Nagisa Sekimizu’s performance is, in short, amazing. Her mesmerizing presence brings the various layers of her character believably to the fore – a feat supporting the framing of her subjective evolution and the romantic thread as it unfolds. Kanata Hosoda’s performance also has to be applauded. He is able to bring the honesty that surrounds his non-knowledge at the level of romance endearingly to the fore (Acting-note 1). While Sekimizu’s performance is of course instrumental to the unfolding of the romantic thread, the framing of the romance only becomes captivating because of the amazing chemistry between Sekimizu and Kanata Hosoda.

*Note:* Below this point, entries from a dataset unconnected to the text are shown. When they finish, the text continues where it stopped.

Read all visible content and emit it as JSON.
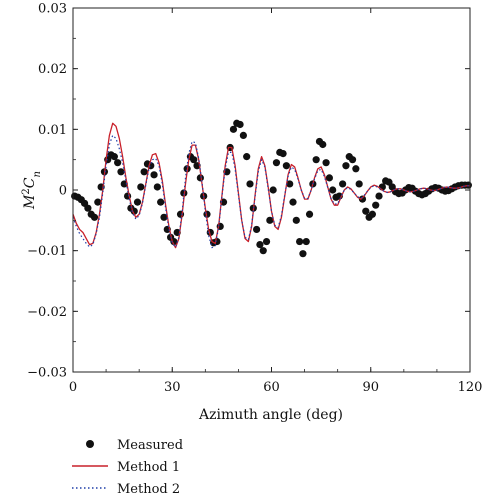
{
  "chart_data": {
    "type": "scatter",
    "xlabel": "Azimuth angle (deg)",
    "ylabel_main": "M",
    "ylabel_sup": "2",
    "ylabel_var": "C",
    "ylabel_sub": "n",
    "xlim": [
      0,
      120
    ],
    "ylim": [
      -0.03,
      0.03
    ],
    "xticks": [
      0,
      30,
      60,
      90,
      120
    ],
    "xtick_labels": [
      "0",
      "30",
      "60",
      "90",
      "120"
    ],
    "yticks": [
      0.03,
      0.02,
      0.01,
      0,
      -0.01,
      -0.02,
      -0.03
    ],
    "ytick_labels": [
      "0.03",
      "0.02",
      "0.01",
      "0",
      "−0.01",
      "−0.02",
      "−0.03"
    ],
    "grid": false,
    "legend_position": "below",
    "series": [
      {
        "name": "Measured",
        "kind": "markers",
        "color": "#111111",
        "x": [
          0.5,
          1.5,
          2.5,
          3.5,
          4.5,
          5.5,
          6.5,
          7.5,
          8.5,
          9.5,
          10.5,
          11.5,
          12.5,
          13.5,
          14.5,
          15.5,
          16.5,
          17.5,
          18.5,
          19.5,
          20.5,
          21.5,
          22.5,
          23.5,
          24.5,
          25.5,
          26.5,
          27.5,
          28.5,
          29.5,
          30.5,
          31.5,
          32.5,
          33.5,
          34.5,
          35.5,
          36.5,
          37.5,
          38.5,
          39.5,
          40.5,
          41.5,
          42.5,
          43.5,
          44.5,
          45.5,
          46.5,
          47.5,
          48.5,
          49.5,
          50.5,
          51.5,
          52.5,
          53.5,
          54.5,
          55.5,
          56.5,
          57.5,
          58.5,
          59.5,
          60.5,
          61.5,
          62.5,
          63.5,
          64.5,
          65.5,
          66.5,
          67.5,
          68.5,
          69.5,
          70.5,
          71.5,
          72.5,
          73.5,
          74.5,
          75.5,
          76.5,
          77.5,
          78.5,
          79.5,
          80.5,
          81.5,
          82.5,
          83.5,
          84.5,
          85.5,
          86.5,
          87.5,
          88.5,
          89.5,
          90.5,
          91.5,
          92.5,
          93.5,
          94.5,
          95.5,
          96.5,
          97.5,
          98.5,
          99.5,
          100.5,
          101.5,
          102.5,
          103.5,
          104.5,
          105.5,
          106.5,
          107.5,
          108.5,
          109.5,
          110.5,
          111.5,
          112.5,
          113.5,
          114.5,
          115.5,
          116.5,
          117.5,
          118.5,
          119.5
        ],
        "y": [
          -0.001,
          -0.0012,
          -0.0016,
          -0.0022,
          -0.003,
          -0.004,
          -0.0045,
          -0.002,
          0.0005,
          0.003,
          0.005,
          0.0058,
          0.0055,
          0.0045,
          0.003,
          0.001,
          -0.001,
          -0.003,
          -0.0035,
          -0.002,
          0.0005,
          0.003,
          0.0043,
          0.004,
          0.0025,
          0.0005,
          -0.002,
          -0.0045,
          -0.0065,
          -0.0078,
          -0.0085,
          -0.007,
          -0.004,
          -0.0005,
          0.0035,
          0.0055,
          0.005,
          0.004,
          0.002,
          -0.001,
          -0.004,
          -0.007,
          -0.0087,
          -0.0085,
          -0.006,
          -0.002,
          0.003,
          0.007,
          0.01,
          0.011,
          0.0108,
          0.009,
          0.0055,
          0.001,
          -0.003,
          -0.0065,
          -0.009,
          -0.01,
          -0.0085,
          -0.005,
          0.0,
          0.0045,
          0.0062,
          0.006,
          0.004,
          0.001,
          -0.002,
          -0.005,
          -0.0085,
          -0.0105,
          -0.0085,
          -0.004,
          0.001,
          0.005,
          0.008,
          0.0075,
          0.0045,
          0.002,
          0.0,
          -0.0012,
          -0.001,
          0.001,
          0.004,
          0.0055,
          0.005,
          0.0035,
          0.001,
          -0.0015,
          -0.0035,
          -0.0045,
          -0.004,
          -0.0025,
          -0.001,
          0.0005,
          0.0015,
          0.0013,
          0.0005,
          -0.0003,
          -0.0006,
          -0.0005,
          0.0,
          0.0004,
          0.0003,
          -0.0002,
          -0.0006,
          -0.0008,
          -0.0006,
          -0.0002,
          0.0002,
          0.0004,
          0.0003,
          0.0,
          -0.0002,
          -0.0001,
          0.0002,
          0.0005,
          0.0007,
          0.0008,
          0.0008,
          0.0008
        ]
      },
      {
        "name": "Method 1",
        "kind": "line",
        "color": "#c8202a",
        "x": [
          0,
          1,
          2,
          3,
          4,
          5,
          6,
          7,
          8,
          9,
          10,
          11,
          12,
          13,
          14,
          15,
          16,
          17,
          18,
          19,
          20,
          21,
          22,
          23,
          24,
          25,
          26,
          27,
          28,
          29,
          30,
          31,
          32,
          33,
          34,
          35,
          36,
          37,
          38,
          39,
          40,
          41,
          42,
          43,
          44,
          45,
          46,
          47,
          48,
          49,
          50,
          51,
          52,
          53,
          54,
          55,
          56,
          57,
          58,
          59,
          60,
          61,
          62,
          63,
          64,
          65,
          66,
          67,
          68,
          69,
          70,
          71,
          72,
          73,
          74,
          75,
          76,
          77,
          78,
          79,
          80,
          81,
          82,
          83,
          84,
          85,
          86,
          87,
          88,
          89,
          90,
          91,
          92,
          93,
          94,
          95,
          96,
          97,
          98,
          99,
          100,
          101,
          102,
          103,
          104,
          105,
          106,
          107,
          108,
          109,
          110,
          111,
          112,
          113,
          114,
          115,
          116,
          117,
          118,
          119,
          120
        ],
        "y": [
          -0.004,
          -0.0055,
          -0.0065,
          -0.007,
          -0.008,
          -0.009,
          -0.0088,
          -0.007,
          -0.004,
          0.0,
          0.005,
          0.009,
          0.011,
          0.0105,
          0.0085,
          0.0055,
          0.002,
          -0.001,
          -0.0035,
          -0.0045,
          -0.004,
          -0.002,
          0.001,
          0.004,
          0.0058,
          0.006,
          0.0045,
          0.0015,
          -0.0025,
          -0.006,
          -0.0085,
          -0.0095,
          -0.008,
          -0.004,
          0.001,
          0.005,
          0.0074,
          0.0074,
          0.005,
          0.001,
          -0.003,
          -0.0065,
          -0.0085,
          -0.0088,
          -0.006,
          -0.001,
          0.004,
          0.007,
          0.007,
          0.004,
          -0.0005,
          -0.005,
          -0.008,
          -0.0085,
          -0.006,
          -0.001,
          0.0035,
          0.0055,
          0.004,
          0.0005,
          -0.0035,
          -0.006,
          -0.0065,
          -0.0045,
          -0.001,
          0.0025,
          0.0042,
          0.0038,
          0.002,
          0.0,
          -0.0015,
          -0.0015,
          0.0,
          0.002,
          0.0035,
          0.0038,
          0.0025,
          0.0005,
          -0.0015,
          -0.0025,
          -0.0025,
          -0.0012,
          0.0,
          0.0005,
          0.0002,
          -0.0005,
          -0.0012,
          -0.0015,
          -0.001,
          -0.0002,
          0.0005,
          0.0008,
          0.0006,
          0.0002,
          -0.0002,
          -0.0004,
          -0.0003,
          0.0,
          0.0002,
          0.0002,
          0.0,
          -0.0002,
          -0.0003,
          -0.0002,
          0.0,
          0.0002,
          0.0003,
          0.0002,
          0.0,
          -0.0001,
          0.0,
          0.0002,
          0.0004,
          0.0005,
          0.0004,
          0.0003,
          0.0003,
          0.0004,
          0.0006,
          0.0007,
          0.0007
        ]
      },
      {
        "name": "Method 2",
        "kind": "dotted-line",
        "color": "#1f3ea8",
        "x": [
          0,
          1,
          2,
          3,
          4,
          5,
          6,
          7,
          8,
          9,
          10,
          11,
          12,
          13,
          14,
          15,
          16,
          17,
          18,
          19,
          20,
          21,
          22,
          23,
          24,
          25,
          26,
          27,
          28,
          29,
          30,
          31,
          32,
          33,
          34,
          35,
          36,
          37,
          38,
          39,
          40,
          41,
          42,
          43,
          44,
          45,
          46,
          47,
          48,
          49,
          50,
          51,
          52,
          53,
          54,
          55,
          56,
          57,
          58,
          59,
          60,
          61,
          62,
          63,
          64,
          65,
          66,
          67,
          68,
          69,
          70,
          71,
          72,
          73,
          74,
          75,
          76,
          77,
          78,
          79,
          80,
          81,
          82,
          83,
          84,
          85,
          86,
          87,
          88,
          89,
          90,
          91,
          92,
          93,
          94,
          95,
          96,
          97,
          98,
          99,
          100,
          101,
          102,
          103,
          104,
          105,
          106,
          107,
          108,
          109,
          110,
          111,
          112,
          113,
          114,
          115,
          116,
          117,
          118,
          119,
          120
        ],
        "y": [
          -0.0045,
          -0.006,
          -0.0072,
          -0.008,
          -0.0088,
          -0.0094,
          -0.009,
          -0.0072,
          -0.0045,
          -0.0005,
          0.004,
          0.0075,
          0.009,
          0.0085,
          0.0068,
          0.0045,
          0.0015,
          -0.0015,
          -0.0038,
          -0.0048,
          -0.0042,
          -0.0022,
          0.0008,
          0.0036,
          0.005,
          0.0052,
          0.004,
          0.001,
          -0.003,
          -0.0065,
          -0.0088,
          -0.0094,
          -0.0078,
          -0.0035,
          0.002,
          0.006,
          0.008,
          0.0078,
          0.0052,
          0.0012,
          -0.0035,
          -0.0075,
          -0.0095,
          -0.0092,
          -0.0062,
          -0.0012,
          0.0035,
          0.0062,
          0.0062,
          0.0035,
          -0.0008,
          -0.005,
          -0.0078,
          -0.0082,
          -0.0058,
          -0.0012,
          0.003,
          0.005,
          0.0038,
          0.0002,
          -0.0035,
          -0.0058,
          -0.0062,
          -0.0042,
          -0.0008,
          0.0022,
          0.0038,
          0.0034,
          0.0018,
          0.0,
          -0.0014,
          -0.0014,
          0.0,
          0.0018,
          0.0032,
          0.0034,
          0.0022,
          0.0004,
          -0.0014,
          -0.0023,
          -0.0023,
          -0.0011,
          0.0,
          0.0004,
          0.0001,
          -0.0005,
          -0.0011,
          -0.0014,
          -0.0009,
          -0.0002,
          0.0004,
          0.0007,
          0.0005,
          0.0001,
          -0.0002,
          -0.0004,
          -0.0003,
          0.0,
          0.0002,
          0.0002,
          0.0,
          -0.0002,
          -0.0003,
          -0.0002,
          0.0,
          0.0002,
          0.0003,
          0.0002,
          0.0,
          -0.0001,
          0.0,
          0.0002,
          0.0004,
          0.0005,
          0.0004,
          0.0003,
          0.0003,
          0.0004,
          0.0006,
          0.0007,
          0.0007
        ]
      }
    ]
  }
}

Almost a Miracle is a quirky and refreshing narrative full of moments of honest human emotions. More than that, it succeeds in becoming one of the most clear evocations of the equivocal nature of language, a truth that especially resides in the dimension of love/being in love and the play of courting. Utterly moving and pleasantly heartwarming, Almost a Miracle is one of most original narratives about coming-into-being and that beautiful evil little thing called love to be released in recent years.

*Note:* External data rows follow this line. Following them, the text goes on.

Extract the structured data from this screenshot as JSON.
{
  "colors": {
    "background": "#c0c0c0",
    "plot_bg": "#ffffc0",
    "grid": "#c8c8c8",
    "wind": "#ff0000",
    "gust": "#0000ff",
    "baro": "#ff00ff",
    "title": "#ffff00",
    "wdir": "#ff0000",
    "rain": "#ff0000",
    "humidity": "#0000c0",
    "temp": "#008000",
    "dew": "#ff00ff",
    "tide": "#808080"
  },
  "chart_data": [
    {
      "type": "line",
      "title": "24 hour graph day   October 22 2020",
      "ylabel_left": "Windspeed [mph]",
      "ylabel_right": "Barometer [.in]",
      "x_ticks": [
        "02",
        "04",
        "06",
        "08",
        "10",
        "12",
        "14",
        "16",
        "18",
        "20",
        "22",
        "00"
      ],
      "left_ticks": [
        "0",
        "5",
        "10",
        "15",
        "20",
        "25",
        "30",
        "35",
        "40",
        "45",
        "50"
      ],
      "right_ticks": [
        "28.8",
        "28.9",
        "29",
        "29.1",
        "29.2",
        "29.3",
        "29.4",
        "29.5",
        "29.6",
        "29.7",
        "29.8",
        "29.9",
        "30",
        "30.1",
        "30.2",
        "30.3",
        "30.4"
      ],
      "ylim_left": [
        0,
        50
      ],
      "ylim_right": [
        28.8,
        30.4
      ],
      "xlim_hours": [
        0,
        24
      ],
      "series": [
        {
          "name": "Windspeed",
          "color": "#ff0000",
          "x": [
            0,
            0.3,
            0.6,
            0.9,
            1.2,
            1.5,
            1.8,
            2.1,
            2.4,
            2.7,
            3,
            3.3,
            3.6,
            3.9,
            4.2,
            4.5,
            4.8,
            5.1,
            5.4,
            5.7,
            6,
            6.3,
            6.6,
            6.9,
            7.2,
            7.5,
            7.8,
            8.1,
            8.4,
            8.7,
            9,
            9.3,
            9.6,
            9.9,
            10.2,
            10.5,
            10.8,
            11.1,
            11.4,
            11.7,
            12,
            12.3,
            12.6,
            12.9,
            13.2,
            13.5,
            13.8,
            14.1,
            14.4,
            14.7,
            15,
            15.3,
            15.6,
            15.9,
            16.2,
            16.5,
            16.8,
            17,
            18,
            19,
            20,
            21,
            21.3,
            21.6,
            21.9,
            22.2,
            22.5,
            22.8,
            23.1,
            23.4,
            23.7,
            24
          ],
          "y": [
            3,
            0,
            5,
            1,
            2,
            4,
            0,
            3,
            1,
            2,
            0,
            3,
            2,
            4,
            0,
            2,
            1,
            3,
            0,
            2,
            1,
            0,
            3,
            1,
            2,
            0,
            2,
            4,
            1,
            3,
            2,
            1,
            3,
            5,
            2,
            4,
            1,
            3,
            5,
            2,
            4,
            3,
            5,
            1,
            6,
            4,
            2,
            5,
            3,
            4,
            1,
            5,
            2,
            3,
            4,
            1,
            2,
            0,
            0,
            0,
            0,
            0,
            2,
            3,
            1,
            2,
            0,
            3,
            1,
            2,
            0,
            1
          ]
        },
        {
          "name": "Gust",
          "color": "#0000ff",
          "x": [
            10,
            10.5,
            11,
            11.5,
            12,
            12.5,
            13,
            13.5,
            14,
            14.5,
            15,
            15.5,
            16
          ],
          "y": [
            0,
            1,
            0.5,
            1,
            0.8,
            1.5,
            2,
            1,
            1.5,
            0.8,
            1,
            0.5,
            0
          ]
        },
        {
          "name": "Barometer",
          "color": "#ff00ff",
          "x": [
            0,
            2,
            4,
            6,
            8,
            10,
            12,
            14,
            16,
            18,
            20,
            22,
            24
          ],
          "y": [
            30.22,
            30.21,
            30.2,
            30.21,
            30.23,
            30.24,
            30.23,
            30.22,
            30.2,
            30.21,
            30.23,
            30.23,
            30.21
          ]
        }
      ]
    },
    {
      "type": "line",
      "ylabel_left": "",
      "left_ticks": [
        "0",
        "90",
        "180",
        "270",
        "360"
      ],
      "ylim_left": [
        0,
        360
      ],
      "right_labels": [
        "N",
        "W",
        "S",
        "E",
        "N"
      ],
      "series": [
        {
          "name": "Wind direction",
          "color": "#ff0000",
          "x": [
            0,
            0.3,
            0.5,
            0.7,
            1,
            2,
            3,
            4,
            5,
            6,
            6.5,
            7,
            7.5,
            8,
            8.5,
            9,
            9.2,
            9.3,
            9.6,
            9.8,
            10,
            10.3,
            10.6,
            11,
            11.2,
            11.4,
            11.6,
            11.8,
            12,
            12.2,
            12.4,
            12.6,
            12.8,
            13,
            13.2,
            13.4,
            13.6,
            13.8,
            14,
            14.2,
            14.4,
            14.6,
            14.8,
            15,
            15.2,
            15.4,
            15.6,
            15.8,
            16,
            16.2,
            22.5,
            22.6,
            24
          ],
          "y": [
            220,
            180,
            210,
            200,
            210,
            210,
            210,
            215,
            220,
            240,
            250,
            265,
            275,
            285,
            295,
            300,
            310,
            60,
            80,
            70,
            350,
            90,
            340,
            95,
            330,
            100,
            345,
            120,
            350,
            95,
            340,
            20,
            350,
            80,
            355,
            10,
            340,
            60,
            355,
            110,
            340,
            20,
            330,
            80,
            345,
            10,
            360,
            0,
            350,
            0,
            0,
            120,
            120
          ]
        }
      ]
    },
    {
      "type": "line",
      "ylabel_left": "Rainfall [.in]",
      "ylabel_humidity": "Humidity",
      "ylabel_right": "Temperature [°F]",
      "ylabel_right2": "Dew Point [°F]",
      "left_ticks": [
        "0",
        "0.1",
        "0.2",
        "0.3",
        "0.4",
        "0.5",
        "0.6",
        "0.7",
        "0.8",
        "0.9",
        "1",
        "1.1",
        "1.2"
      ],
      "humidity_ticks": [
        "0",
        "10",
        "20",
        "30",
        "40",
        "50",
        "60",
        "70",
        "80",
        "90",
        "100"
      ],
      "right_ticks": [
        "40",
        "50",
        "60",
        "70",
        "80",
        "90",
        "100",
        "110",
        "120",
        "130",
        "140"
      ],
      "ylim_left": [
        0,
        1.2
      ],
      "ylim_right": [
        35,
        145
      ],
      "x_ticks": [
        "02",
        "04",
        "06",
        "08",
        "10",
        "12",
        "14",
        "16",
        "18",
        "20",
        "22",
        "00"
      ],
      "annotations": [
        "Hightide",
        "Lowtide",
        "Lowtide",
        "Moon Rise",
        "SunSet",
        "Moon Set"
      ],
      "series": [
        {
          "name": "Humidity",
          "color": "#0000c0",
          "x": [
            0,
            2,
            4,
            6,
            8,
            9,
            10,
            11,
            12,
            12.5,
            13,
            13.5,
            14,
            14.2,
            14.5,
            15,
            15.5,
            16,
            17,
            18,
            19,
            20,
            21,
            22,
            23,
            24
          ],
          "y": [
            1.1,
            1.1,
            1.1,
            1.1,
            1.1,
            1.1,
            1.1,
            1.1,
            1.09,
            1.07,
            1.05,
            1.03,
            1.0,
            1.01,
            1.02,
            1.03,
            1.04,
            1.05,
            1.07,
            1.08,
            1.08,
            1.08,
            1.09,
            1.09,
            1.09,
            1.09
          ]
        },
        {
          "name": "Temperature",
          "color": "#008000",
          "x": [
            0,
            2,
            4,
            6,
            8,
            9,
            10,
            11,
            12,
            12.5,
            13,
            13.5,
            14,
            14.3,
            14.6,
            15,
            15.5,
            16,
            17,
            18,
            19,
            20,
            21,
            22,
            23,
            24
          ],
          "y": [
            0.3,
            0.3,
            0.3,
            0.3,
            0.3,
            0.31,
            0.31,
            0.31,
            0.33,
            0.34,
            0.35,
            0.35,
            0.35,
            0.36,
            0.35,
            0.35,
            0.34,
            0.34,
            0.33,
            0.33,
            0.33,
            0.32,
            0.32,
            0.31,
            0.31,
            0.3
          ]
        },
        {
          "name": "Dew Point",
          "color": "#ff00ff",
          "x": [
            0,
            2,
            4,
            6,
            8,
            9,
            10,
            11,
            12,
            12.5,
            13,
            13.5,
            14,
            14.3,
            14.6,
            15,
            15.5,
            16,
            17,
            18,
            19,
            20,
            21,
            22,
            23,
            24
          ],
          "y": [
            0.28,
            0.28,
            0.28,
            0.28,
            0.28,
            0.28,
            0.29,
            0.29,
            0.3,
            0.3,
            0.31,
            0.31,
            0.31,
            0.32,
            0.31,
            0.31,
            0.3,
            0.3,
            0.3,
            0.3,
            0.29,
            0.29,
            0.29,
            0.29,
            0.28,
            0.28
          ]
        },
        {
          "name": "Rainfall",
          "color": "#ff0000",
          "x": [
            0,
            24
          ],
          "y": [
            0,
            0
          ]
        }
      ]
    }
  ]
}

Cine-note 1: The first moment that evokes Hajime Machida’s narrative centrality is the contrast between the shot of blurry window-view and the sharp view from the window, a contrast mediated by Machida putting on his glasses.
Cine-note 2: There various other characters that the narrative cinematographically focuses on: Rira Sakae and Yohei Yoshitaka (Sosuke Ikematsu). Note that Yohei Yoshitaka, in his narrative role, underlines the divide between the brutality of selfishness – what he denotes as evil – and Machida-kun’s friendliness, which is beyond any selfishness.
Narra-note 1: One such humorous moment happens immediately after Machida-kun has gone to the nurse’s room, when two of Machida-kun’s female classmates discuss the possibility of romance between Machida and Inohara. Beyond the funniness that resides in this speech-interaction, this moment introduces the direction the narrative will take.
Narra-note 2: One can sense here that Machida-kun follows the societal rules of courtesy in a strict manner. When some-one lends you something, you return it, even if the partner in question does not want it back.
Narra-note 3: Inohara’s statement, “Throw the handkerchief away”, has to be read as born from her negative stance in life. She not only refuses the handkerchief, she also refuses to let herself become part of social interaction.
Narra-note 4: The fantastical enters the narrative again at the end. One could read this return as the realization of Inohara’s true desire.
But let us also note that the framing of the fantastical, a surprising twist, features some awkward shots. Nevertheless, the awkwardness does not distract from the pleasure to be had from the narrative’s conclusion.
Narra-note 5: Note that Inohara does not questions the acts he does, but questions the signified of the signifiers, like ‘precious/daisetsu(na)’.
Narra-note 6: Due to his (thoughtless) friendliness for all, he eventually creates more problems in the already difficult dimension of love.
Acting-note 1: What makes Hosoda’s moments of over-acting truly acceptable is the fact that Machida-kun’s peculiar reactions are always given a place within the narrative space as such, due to Inohara’s reactions for instance. In this way, Machida-kun’s peculiar reactions are implied as being part of who he is – and not so much function of the need to be funny.